Goût
Le couple ne jure que par la biodynamie. Leurs vignes sont traitées quatre à six fois par an au petit-lait, avec différentes tisanes, décoctions et huiles essentielles, «très peu de cuivre et très peu de soufre». Tour du propriétaire
Tout près du ciel, une vigne paradisiaque
Jacques et Marion Granges vivent depuis 40 ans sur un balcon de 6 ha au-dessus de Fully. Rencontre à l’ombre d’un tilleul avec des pionniers de la biodynamie
«J’espère que vous n’avez pas le vertige!» Au téléphone, Marion Granges m’avait prévenu. Pour monter au domaine de Beudon, exploitation viticole de 6 ha perchée au-dessus de Fully, il faut arpenter un chemin escarpé pendant près d’une heure, avec dans certains passages délicats des câbles métalliques qui permettent de s’arrimer à la falaise. Ou alors monter en téléphérique – une cabine de bois qui enjambe le piton rocheux en six minutes chrono. Sous le soleil d’avril, un petit vent avenant invitait à la promenade. J’ai décidé de prendre le chemin des chèvres.

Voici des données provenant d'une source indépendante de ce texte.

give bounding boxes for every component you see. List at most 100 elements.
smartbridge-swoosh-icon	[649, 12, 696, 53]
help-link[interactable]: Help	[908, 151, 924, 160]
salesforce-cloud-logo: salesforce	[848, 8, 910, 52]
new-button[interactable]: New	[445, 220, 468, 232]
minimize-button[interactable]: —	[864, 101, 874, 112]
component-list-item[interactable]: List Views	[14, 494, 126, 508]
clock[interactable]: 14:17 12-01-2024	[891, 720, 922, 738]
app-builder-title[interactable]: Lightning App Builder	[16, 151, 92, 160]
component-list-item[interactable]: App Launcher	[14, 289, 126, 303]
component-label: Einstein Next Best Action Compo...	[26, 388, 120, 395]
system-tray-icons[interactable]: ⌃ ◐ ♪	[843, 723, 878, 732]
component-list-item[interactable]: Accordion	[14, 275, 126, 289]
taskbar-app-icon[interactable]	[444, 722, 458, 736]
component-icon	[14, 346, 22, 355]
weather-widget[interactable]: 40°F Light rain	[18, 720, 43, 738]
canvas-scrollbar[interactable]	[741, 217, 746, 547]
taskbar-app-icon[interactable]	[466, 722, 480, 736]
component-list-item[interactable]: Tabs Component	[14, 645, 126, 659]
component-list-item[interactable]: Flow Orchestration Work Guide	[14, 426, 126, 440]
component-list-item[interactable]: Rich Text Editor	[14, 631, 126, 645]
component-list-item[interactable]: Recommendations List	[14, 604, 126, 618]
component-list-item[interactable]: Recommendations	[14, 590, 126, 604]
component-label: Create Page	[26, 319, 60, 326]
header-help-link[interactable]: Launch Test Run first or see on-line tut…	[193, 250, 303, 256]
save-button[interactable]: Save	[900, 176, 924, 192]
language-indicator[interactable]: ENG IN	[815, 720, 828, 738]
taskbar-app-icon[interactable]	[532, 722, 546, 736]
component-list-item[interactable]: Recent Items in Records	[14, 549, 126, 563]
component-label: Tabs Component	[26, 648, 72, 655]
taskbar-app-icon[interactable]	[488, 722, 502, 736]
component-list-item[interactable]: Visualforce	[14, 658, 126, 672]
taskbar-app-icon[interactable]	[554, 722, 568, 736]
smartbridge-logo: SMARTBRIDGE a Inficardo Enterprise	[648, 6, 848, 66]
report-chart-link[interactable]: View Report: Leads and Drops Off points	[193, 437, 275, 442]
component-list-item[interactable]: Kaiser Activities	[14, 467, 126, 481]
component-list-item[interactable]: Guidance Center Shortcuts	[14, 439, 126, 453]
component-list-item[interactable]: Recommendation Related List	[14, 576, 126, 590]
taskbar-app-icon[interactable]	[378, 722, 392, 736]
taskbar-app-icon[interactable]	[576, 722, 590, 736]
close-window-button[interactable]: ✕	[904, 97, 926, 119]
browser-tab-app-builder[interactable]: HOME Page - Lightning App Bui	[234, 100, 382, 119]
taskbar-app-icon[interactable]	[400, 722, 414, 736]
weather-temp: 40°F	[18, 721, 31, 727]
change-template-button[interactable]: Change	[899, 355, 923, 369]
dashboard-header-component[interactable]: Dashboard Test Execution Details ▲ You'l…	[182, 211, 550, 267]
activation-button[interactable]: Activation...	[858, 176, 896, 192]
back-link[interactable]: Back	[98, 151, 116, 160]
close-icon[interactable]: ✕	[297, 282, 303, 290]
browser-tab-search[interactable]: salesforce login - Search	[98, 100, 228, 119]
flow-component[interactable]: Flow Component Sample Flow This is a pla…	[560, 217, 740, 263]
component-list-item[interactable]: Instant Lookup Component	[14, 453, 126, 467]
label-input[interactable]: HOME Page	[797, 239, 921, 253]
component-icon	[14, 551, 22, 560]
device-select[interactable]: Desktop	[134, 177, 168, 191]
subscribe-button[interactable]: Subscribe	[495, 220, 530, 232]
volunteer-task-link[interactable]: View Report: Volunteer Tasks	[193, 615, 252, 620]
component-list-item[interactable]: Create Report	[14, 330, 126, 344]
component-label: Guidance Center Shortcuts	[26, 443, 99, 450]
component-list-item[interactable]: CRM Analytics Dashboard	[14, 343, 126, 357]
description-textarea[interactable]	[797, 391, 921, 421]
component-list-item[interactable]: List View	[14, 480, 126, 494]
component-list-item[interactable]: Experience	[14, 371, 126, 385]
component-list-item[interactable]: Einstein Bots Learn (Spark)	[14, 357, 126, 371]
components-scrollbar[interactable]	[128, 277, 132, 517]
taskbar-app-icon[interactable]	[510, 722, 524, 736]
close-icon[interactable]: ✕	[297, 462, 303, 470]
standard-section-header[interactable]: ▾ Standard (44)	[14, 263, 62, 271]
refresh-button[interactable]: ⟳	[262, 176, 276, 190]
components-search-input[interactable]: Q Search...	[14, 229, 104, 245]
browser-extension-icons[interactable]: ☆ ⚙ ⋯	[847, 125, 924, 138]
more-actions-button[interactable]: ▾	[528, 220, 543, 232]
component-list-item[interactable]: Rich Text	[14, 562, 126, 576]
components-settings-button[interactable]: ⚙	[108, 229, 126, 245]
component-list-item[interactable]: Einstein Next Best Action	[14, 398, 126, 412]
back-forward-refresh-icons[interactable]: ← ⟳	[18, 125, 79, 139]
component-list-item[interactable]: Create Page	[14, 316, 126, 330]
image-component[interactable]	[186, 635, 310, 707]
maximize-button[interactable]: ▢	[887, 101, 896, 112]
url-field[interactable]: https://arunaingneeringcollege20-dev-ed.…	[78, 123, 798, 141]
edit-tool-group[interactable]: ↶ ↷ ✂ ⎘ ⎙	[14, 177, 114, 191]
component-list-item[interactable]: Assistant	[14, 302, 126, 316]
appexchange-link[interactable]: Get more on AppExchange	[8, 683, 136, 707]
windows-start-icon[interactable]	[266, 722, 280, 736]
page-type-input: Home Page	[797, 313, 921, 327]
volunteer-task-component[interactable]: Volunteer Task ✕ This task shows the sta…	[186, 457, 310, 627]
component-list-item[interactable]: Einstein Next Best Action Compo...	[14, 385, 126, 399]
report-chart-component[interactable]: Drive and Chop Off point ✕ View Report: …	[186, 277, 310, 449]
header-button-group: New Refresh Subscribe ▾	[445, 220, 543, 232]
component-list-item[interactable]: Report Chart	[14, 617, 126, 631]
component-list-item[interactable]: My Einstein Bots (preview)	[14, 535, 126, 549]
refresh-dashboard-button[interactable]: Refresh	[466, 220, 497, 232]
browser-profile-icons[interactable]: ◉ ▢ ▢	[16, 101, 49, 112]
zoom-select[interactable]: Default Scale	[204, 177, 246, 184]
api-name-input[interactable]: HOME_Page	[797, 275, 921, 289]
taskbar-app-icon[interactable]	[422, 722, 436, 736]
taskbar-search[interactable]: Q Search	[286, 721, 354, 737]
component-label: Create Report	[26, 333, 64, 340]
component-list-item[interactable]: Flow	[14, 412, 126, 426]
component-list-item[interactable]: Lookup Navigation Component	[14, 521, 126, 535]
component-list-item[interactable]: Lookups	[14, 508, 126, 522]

Après avoir traversé un torrent et avalé un dernier raidillon dans une forêt vibrante, voilà enfin le plateau de Beudon. Situé entre 740 et 890 mètres d’altitude, il constitue le socle verdoyant de la pyramide du Grand Chavalard. Tout autour, des vignes enherbées, souvent en forte pente. Plus haut, juste à côté de l’arrivé du téléphérique, la maison des Granges. Un dernier coup de jarret et on y est, le front en sueur. Marion et Jacques Granges m’accueillent en souriant. «C’est une belle balade, n’est-ce pas, s’enquiert la maîtresse des lieux. Au printemps, quand la nature reprend ses droits, c’est magnifique.»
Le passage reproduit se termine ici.